From a moral-spiritual perspective, the film has two unfortunate flaws: It takes an indulgent view of the couple's premarital intimacy, and it depicts the groom-to-be's Greek Orthodox baptism in purely cultural terms.

Romero (1989)

The first feature from the Paulist Fathers' moviemaking division, Romero tells the true story of Latin America's best-known and most revered modern martyr, Archbishop Oscar Romero, a man whom Pope John Paul II described as a “zealous pastor who gave his life for his flock,” and at whose tomb in San Salvador the Holy Father has prayed.

Like Richard Burton in Becket, Raul Julia's Archbishop Romero is a man morally transformed by office and responsibility.
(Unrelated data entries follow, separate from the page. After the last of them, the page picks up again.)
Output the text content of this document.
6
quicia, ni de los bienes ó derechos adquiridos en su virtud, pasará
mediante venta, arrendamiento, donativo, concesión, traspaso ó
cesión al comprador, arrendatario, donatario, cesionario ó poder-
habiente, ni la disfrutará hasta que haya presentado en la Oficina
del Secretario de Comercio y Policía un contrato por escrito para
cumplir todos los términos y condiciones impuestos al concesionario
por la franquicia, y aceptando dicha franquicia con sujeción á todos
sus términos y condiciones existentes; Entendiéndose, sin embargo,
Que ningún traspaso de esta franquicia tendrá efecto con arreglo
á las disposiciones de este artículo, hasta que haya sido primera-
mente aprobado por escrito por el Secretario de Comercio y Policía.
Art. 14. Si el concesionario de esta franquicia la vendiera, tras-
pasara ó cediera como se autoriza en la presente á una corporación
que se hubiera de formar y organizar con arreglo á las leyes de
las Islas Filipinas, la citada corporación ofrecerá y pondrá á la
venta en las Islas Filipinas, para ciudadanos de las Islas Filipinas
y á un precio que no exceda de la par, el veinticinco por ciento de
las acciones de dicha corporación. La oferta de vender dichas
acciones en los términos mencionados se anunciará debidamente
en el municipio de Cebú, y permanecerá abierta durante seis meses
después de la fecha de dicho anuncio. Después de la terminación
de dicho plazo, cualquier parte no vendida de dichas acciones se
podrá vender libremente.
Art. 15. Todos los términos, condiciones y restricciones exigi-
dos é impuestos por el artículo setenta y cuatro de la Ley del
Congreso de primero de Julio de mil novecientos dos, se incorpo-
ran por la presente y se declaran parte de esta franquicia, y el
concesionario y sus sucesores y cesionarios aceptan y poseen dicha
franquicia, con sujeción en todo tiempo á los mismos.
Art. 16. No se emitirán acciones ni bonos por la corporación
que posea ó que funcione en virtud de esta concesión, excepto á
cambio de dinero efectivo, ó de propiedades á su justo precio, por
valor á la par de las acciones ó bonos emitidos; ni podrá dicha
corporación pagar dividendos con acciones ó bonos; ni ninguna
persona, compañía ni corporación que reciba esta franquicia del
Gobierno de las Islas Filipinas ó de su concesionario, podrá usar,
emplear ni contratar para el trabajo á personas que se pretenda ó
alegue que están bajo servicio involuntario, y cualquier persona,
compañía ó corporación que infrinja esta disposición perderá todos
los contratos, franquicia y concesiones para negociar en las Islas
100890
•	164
Yet where Becket becomes a new man virtually overnight, Archbishop Romero goes through a more organic, gradual process, responding to specific crises.

Like The Mission, Romero raises the issue of “liberation theology” but rejects what is unacceptable in some forms of that school of thought: class warfare, guerrilla tactics, priests taking up arms.

Archbishop Romero was killed in the very act of offering the sacrifice of the Mass, almost in the act of elevating the Eucharistic elements. Simply by portraying this event essentially as it happened, Romero presents the archbishop's life and death as a sacrifice in union with the sacrifice of Christ.

Destry Rides Again (1939)

Destry Rides Again is a classic satirical actioncomedy Western, pitting mild-mannered lawman Jimmy Stewart, a reverse type of the two-fisted straightshooting John Wayne, against a lawless town full of swindlers and murderers where sheriffs wind up dead.

The son of a feared sharpshooter, Destry quickly becomes the laughingstock of Bottleneck when he steps off the stagecoach holding a parasol and canary cage for a female passenger.

But he bides his time and chooses his battles, and it's not long before he begins to make an impression on the wild and wooly town.

This twist was already a cliché when the movie was made, but Destry has its own tricks to keep things interesting.

Destry believes firmly in going by the letter of the law, and at times this puts him at odds with the old sheriff (Charles Winninger) who just wants to get the bad guys.

Marlene Dietrich stars as that other cliché, the bad girl with a heart of gold.